Baseball at Fort Pulaski, 1863
As Company H of the 48th New York Regiment posed for a photograph at Fort Pulaski in 1863, some of their comrades played baseball behind them. This is among the earliest photographs of baseball ever taken.
During the first year of the Civil War, Frank Bancroft enlisted as a musician in a New Hampshire Regiment. During his time in the army Bancroft, who served under a false name due to his young age, was wounded in action. After the war, he made a name for himself as one of the most successful managers in baseball. In 1884 he managed the Providence Grays to victory over the New York Metropolitans in a three-game series that was the first championship series known as the "World Series."
Who was Octavius V. Catto
Born in 1839, Octavius V. Catto was an educator, civil rights activist, and baseball pioneer.
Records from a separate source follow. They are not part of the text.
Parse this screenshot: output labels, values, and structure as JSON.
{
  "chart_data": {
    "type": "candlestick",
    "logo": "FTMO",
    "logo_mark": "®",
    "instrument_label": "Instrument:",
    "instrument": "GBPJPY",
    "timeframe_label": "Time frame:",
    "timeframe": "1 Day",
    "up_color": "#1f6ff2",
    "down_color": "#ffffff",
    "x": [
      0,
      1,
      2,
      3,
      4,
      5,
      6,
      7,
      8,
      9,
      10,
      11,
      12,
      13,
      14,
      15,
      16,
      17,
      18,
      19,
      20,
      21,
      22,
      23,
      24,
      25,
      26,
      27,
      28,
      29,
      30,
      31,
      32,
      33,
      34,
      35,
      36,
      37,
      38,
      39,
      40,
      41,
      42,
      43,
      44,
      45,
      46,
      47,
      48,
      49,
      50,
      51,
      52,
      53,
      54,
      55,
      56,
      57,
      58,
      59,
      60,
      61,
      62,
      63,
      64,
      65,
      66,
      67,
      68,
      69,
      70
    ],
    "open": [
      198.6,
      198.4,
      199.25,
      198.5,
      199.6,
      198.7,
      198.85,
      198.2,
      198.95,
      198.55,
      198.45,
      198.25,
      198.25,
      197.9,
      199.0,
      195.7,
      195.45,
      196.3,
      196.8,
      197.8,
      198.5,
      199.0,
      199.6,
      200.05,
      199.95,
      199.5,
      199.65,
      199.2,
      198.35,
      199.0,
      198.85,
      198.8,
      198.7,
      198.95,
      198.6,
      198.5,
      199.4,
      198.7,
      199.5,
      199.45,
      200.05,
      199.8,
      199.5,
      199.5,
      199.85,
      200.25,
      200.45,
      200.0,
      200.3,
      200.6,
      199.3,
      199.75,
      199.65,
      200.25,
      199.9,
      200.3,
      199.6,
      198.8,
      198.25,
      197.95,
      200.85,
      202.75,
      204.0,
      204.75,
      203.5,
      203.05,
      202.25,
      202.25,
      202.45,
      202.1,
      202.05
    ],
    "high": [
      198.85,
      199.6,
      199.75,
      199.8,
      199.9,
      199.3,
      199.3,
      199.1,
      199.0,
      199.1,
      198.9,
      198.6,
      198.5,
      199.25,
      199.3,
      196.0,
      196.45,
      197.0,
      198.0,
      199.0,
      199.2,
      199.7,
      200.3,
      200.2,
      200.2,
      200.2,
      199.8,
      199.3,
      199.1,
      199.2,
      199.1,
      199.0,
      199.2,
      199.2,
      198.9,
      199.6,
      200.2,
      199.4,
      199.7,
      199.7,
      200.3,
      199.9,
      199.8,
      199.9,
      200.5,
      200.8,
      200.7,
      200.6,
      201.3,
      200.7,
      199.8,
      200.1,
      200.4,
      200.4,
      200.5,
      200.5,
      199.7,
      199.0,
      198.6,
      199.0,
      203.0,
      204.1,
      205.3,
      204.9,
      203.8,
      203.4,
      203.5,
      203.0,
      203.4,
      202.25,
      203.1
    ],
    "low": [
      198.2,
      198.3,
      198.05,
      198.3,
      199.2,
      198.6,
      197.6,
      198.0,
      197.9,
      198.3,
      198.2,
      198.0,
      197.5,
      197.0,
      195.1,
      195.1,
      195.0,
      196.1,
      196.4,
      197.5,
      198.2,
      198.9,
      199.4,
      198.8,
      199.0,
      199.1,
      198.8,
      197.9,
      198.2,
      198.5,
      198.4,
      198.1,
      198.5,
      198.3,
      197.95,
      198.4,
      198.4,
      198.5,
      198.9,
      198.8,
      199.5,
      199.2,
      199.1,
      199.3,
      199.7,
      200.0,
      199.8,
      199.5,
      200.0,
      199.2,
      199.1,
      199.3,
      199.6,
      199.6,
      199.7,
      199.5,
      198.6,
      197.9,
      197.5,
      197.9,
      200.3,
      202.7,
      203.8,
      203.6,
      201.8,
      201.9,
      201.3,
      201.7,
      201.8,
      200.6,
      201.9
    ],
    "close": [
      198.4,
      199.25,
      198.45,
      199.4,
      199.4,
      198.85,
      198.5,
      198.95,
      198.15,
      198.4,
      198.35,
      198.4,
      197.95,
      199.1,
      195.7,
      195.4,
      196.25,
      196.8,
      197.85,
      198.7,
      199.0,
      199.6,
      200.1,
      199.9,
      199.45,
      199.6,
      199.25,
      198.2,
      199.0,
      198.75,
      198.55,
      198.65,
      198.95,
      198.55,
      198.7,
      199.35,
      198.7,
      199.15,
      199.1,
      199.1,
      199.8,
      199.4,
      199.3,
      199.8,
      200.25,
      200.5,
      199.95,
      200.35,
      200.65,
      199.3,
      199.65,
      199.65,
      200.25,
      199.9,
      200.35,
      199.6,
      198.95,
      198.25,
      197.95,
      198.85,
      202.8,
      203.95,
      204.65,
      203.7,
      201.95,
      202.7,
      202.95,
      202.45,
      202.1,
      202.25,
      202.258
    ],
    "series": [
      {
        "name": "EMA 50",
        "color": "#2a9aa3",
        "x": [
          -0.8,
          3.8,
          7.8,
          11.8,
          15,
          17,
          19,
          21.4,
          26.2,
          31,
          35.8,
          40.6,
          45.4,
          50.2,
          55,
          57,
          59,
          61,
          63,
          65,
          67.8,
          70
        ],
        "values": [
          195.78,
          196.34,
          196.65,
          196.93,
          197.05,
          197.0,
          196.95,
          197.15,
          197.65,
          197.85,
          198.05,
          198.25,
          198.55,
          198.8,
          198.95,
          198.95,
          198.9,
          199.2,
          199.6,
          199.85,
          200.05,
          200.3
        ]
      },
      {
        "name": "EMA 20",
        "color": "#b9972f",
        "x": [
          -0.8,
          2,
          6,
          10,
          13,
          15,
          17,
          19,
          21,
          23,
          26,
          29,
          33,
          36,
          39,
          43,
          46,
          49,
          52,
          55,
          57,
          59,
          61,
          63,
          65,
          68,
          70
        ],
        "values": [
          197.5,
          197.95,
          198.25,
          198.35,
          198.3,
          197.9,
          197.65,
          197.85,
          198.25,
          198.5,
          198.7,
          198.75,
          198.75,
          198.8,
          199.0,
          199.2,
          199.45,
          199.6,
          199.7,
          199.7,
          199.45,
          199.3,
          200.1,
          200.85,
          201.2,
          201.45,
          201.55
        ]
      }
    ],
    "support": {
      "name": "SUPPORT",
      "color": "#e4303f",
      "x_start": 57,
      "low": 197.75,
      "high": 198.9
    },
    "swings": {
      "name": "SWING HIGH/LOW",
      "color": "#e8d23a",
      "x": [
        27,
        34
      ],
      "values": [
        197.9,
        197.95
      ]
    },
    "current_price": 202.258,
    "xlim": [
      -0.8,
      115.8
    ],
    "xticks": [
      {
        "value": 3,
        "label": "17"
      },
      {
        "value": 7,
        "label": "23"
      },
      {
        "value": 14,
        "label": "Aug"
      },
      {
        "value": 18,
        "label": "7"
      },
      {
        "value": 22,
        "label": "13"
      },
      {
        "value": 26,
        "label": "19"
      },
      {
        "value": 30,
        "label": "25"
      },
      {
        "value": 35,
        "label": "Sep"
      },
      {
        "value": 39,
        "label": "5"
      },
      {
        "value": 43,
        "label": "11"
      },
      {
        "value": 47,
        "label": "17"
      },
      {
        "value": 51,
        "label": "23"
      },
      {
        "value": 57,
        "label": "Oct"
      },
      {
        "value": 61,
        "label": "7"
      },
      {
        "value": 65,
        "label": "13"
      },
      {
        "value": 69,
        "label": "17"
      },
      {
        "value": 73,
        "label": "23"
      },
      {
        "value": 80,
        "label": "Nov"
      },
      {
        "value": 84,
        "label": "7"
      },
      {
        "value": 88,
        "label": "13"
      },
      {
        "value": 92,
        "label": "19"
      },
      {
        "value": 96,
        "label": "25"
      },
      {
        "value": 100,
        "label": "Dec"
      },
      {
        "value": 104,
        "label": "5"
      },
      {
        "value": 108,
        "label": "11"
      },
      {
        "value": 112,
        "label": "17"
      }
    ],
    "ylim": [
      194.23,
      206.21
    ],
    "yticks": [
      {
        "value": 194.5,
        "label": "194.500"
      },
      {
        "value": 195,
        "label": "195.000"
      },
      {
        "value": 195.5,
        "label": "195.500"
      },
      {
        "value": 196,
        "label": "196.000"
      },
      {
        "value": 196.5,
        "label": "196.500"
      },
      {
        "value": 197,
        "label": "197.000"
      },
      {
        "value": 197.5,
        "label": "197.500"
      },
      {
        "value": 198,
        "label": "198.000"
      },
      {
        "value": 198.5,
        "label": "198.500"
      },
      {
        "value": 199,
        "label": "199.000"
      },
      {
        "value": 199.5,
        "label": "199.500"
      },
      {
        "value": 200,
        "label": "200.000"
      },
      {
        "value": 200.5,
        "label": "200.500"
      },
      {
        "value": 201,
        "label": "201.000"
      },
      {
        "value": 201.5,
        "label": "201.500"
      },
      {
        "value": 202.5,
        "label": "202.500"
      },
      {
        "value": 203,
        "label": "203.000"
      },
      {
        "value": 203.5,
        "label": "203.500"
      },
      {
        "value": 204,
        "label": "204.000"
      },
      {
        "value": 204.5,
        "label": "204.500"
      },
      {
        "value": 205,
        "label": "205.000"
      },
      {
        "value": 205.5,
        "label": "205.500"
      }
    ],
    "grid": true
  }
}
During the Civil War, he helped recruit African Americans for the Union army. After the war, he helped lead a successful effort to desegregate public transportation in Pennsylvania, making use of civil disobedience tactics more than half-a-century before the birth of Martin Luther King Jr. In 1866 Catto helped found the Pythian Base Ball Club in Philadelphia when African Americans were denied membership in all-white organizations such as the Excelsior Base Bale Club. Tragically, on October 10, 1871, Catto fell victim to a white supremacist assassin.